La question des moyens mis à disposition de France Médias Monde a également été évoquée, dans un contexte de « concurrence exacerbée dans le paysage audiovisuel mondial », a souligné Marie-Christine Saragosse. « Nous avons quelques amis, mais ils sont plus riches que nous », a-t-elle ironisé. Les écarts de moyens sont effectivement colossaux. « La BBC World Service a un budget de 412 millions d’euros, la Deutsche Welle a un budget de 408 millions, les américains ont un budget de 820 millions », a énuméré la directrice, avant d’indiquer que le budget de France Médias Monde s’établissait à 275 millions d’euros.

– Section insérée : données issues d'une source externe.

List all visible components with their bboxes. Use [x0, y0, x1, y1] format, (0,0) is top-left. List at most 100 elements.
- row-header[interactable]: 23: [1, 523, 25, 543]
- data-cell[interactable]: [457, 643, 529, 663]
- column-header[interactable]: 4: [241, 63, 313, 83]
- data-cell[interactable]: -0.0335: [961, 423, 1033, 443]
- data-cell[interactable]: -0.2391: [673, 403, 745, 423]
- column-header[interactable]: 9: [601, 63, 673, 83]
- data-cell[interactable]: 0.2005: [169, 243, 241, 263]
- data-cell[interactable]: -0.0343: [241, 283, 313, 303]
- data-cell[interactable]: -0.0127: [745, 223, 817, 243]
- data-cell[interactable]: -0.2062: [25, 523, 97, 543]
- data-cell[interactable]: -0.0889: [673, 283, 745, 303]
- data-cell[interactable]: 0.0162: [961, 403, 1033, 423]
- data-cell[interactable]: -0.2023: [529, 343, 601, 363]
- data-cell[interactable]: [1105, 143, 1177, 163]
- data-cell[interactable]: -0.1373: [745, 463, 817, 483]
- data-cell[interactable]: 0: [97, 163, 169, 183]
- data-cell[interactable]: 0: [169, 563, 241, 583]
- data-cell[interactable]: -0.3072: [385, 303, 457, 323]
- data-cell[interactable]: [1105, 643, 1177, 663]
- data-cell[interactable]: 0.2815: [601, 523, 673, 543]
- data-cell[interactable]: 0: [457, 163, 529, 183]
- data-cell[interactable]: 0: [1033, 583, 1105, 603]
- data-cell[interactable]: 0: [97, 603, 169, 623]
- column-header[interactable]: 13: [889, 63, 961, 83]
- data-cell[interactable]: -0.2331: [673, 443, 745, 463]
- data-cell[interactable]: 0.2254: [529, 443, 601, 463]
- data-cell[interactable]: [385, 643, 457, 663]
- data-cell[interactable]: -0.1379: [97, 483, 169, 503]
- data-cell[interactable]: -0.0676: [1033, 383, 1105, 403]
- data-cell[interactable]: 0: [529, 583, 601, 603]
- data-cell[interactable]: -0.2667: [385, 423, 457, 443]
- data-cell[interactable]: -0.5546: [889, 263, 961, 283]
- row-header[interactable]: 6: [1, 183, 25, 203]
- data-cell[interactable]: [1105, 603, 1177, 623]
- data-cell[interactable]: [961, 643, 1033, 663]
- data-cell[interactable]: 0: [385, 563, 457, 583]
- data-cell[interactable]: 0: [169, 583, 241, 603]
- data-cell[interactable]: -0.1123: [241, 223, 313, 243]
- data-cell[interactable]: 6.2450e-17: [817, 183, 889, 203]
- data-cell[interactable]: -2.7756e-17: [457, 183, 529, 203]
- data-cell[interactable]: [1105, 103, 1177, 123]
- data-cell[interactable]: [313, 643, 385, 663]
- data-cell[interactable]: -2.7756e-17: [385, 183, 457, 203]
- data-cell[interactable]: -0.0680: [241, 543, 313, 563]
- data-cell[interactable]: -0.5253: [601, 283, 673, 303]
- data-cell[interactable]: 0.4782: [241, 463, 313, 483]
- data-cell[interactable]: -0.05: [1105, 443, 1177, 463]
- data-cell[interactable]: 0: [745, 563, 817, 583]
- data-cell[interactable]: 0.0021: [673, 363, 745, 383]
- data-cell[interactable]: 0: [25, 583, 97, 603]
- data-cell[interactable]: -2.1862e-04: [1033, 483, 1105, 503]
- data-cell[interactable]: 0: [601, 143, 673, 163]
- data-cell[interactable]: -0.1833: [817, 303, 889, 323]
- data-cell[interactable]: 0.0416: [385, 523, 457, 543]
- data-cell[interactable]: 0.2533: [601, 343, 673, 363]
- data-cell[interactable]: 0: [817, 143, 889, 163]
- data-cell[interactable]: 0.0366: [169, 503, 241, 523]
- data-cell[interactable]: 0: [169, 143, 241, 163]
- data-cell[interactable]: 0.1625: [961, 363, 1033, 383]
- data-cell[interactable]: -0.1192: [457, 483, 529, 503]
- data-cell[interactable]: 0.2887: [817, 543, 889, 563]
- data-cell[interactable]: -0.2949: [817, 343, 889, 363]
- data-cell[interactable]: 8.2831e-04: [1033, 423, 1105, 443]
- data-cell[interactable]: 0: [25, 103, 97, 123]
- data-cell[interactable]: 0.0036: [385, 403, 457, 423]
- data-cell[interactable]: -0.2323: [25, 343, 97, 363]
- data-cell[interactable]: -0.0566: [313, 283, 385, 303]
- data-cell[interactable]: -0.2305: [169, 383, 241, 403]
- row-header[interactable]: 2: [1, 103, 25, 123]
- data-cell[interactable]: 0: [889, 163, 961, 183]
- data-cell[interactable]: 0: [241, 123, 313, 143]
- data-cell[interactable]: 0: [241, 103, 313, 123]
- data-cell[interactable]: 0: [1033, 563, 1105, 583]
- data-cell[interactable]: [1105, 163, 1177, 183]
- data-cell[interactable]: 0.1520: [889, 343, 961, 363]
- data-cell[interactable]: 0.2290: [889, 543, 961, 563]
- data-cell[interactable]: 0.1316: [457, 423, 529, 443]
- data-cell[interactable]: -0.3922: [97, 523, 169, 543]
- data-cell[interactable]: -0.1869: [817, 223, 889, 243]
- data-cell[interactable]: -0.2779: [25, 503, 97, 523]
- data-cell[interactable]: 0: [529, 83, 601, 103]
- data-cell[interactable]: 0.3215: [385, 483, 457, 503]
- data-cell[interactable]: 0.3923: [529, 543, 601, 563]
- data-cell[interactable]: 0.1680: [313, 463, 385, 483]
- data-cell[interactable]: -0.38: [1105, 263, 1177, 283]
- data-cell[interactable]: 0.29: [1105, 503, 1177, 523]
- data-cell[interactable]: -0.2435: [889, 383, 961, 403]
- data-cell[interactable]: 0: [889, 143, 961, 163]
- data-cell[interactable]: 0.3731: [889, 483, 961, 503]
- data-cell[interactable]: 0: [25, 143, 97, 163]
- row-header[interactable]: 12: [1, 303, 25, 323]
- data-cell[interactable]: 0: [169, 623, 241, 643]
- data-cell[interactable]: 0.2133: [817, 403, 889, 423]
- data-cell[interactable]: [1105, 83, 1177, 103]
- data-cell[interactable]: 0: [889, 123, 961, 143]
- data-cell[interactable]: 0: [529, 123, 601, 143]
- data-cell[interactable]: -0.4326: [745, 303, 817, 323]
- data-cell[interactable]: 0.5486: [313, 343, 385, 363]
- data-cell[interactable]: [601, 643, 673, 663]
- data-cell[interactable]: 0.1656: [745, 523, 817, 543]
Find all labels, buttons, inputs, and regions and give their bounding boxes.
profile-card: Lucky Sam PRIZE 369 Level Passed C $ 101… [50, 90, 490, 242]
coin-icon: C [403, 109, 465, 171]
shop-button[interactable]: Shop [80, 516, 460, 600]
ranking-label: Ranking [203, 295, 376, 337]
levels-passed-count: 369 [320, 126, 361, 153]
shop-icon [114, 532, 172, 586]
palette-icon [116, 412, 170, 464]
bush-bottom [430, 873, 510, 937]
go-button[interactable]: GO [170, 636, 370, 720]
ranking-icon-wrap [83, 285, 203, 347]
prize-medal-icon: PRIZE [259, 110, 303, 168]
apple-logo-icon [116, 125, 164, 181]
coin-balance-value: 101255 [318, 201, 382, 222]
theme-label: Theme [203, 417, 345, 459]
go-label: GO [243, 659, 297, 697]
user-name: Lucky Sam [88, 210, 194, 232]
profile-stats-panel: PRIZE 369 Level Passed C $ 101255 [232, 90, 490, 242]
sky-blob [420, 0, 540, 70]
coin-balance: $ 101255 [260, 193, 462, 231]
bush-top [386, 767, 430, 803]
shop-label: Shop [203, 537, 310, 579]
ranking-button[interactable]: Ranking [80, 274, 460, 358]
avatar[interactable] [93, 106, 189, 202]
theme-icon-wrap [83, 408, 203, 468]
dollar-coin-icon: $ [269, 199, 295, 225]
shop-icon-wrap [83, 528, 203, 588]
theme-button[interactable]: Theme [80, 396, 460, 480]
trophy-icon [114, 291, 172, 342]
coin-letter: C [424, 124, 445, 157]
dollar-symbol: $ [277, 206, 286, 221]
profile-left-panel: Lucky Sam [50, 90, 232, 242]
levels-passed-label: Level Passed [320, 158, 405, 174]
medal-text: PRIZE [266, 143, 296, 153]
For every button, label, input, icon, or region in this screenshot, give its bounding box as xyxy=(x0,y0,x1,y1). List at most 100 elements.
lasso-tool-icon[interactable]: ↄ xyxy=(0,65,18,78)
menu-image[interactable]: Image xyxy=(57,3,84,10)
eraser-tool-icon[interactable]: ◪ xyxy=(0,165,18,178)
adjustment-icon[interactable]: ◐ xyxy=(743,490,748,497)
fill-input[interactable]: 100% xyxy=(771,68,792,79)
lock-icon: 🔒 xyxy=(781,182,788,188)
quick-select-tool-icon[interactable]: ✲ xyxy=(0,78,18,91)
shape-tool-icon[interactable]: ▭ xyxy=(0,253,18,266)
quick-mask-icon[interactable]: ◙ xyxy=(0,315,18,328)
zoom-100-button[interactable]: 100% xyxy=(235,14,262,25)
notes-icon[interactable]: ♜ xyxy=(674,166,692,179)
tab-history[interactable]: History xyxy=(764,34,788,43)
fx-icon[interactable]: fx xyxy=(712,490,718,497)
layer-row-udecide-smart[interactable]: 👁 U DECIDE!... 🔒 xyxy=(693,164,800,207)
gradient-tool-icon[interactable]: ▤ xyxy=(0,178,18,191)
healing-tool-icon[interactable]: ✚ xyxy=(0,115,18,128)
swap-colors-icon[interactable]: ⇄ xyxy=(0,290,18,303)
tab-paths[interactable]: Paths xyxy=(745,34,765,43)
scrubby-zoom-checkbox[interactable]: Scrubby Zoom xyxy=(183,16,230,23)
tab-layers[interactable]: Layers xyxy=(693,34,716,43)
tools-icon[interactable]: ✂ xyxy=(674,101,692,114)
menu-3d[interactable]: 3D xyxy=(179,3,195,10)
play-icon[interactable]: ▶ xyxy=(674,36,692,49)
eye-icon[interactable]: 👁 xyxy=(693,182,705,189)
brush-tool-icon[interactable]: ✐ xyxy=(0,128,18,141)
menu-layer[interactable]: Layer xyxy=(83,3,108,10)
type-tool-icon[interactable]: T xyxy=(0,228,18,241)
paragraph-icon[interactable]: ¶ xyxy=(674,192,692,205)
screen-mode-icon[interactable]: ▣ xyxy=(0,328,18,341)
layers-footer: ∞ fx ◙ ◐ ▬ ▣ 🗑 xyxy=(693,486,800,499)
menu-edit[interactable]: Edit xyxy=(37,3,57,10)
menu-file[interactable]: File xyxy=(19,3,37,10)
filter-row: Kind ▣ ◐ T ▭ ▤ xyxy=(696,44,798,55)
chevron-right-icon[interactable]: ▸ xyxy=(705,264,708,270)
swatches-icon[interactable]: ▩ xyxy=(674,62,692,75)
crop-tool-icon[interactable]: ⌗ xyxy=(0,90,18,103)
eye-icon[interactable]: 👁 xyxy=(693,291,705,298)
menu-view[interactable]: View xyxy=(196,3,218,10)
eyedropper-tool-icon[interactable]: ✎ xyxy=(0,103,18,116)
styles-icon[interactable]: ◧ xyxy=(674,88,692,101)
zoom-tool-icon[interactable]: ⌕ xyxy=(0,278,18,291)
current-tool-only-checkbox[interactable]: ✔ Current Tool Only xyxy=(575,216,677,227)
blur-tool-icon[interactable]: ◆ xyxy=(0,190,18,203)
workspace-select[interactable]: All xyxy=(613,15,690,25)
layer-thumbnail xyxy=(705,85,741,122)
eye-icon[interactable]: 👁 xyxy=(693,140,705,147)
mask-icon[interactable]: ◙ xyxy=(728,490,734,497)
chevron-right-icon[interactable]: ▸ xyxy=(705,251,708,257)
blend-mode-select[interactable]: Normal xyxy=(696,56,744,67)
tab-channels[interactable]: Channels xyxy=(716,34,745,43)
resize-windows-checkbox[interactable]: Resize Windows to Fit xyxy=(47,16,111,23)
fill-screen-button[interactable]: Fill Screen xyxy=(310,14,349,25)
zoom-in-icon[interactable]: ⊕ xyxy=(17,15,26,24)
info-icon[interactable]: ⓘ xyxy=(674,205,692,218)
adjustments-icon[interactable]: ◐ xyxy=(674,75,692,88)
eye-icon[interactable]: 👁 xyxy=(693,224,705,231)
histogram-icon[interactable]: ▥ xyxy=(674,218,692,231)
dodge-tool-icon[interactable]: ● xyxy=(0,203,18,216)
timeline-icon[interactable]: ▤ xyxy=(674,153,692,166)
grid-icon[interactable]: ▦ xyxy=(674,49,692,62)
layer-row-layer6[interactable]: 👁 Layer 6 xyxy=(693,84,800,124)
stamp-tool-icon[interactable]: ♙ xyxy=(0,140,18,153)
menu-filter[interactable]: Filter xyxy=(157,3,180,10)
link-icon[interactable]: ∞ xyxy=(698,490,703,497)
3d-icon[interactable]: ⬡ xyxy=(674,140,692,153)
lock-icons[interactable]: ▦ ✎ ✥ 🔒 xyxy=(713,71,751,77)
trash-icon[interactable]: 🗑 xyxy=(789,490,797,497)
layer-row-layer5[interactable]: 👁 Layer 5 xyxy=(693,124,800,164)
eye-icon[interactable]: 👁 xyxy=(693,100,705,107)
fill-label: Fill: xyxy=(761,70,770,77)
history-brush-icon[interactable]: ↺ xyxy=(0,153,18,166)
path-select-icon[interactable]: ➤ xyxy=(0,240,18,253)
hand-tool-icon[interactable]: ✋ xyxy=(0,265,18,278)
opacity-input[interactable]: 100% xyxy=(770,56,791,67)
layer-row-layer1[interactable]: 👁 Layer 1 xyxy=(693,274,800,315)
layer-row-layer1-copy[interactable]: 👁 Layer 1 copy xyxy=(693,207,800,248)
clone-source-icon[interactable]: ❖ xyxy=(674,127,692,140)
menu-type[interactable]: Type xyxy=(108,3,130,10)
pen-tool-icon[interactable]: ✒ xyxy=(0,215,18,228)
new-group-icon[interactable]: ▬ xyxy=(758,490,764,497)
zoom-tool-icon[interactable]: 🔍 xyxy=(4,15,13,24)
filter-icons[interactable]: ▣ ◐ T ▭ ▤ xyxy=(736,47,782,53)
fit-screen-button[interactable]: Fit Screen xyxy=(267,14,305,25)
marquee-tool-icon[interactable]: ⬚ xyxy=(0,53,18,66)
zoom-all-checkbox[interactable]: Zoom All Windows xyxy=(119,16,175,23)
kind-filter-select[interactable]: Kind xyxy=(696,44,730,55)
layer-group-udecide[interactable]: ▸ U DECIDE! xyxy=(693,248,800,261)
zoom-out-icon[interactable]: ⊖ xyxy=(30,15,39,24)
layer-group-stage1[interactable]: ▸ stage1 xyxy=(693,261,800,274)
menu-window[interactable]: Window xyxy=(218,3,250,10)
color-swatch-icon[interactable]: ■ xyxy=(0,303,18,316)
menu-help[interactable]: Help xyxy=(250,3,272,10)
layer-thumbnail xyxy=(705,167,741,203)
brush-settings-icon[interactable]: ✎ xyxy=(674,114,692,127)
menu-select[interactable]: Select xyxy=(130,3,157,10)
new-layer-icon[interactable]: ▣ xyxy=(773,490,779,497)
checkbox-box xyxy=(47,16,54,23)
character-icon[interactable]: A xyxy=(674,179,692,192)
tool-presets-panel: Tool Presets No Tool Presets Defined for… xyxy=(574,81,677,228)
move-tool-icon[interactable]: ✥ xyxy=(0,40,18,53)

Une question budgétaire centrale, alors que le gouvernement entame actuellement une réforme de l’audiovisuel public, visant à fusionner les différents groupes. Si la ministre de la Culture Rachida Dati défend qu’une telle fusion permettra de renforcer l’audiovisuel français face aux géants mondiaux, le projet suscite de nombreuses contestations en interne. Dans le projet de départ du gouvernement, France Médias Monde était concernée par cette fusion, mais en commission les députés ont voté un amendement pour exclure le groupe, avec l’assentiment de la majorité présidentielle. « Être compris du monde entier, c’est un métier et un savoir-faire particulier. Il nous semble important de le conserver et de le protéger, pour ne pas l’assujettir à des considérations purement nationales », a estimé Marie-Christine Saragosse, sans prendre véritablement position pour ou contre la réforme.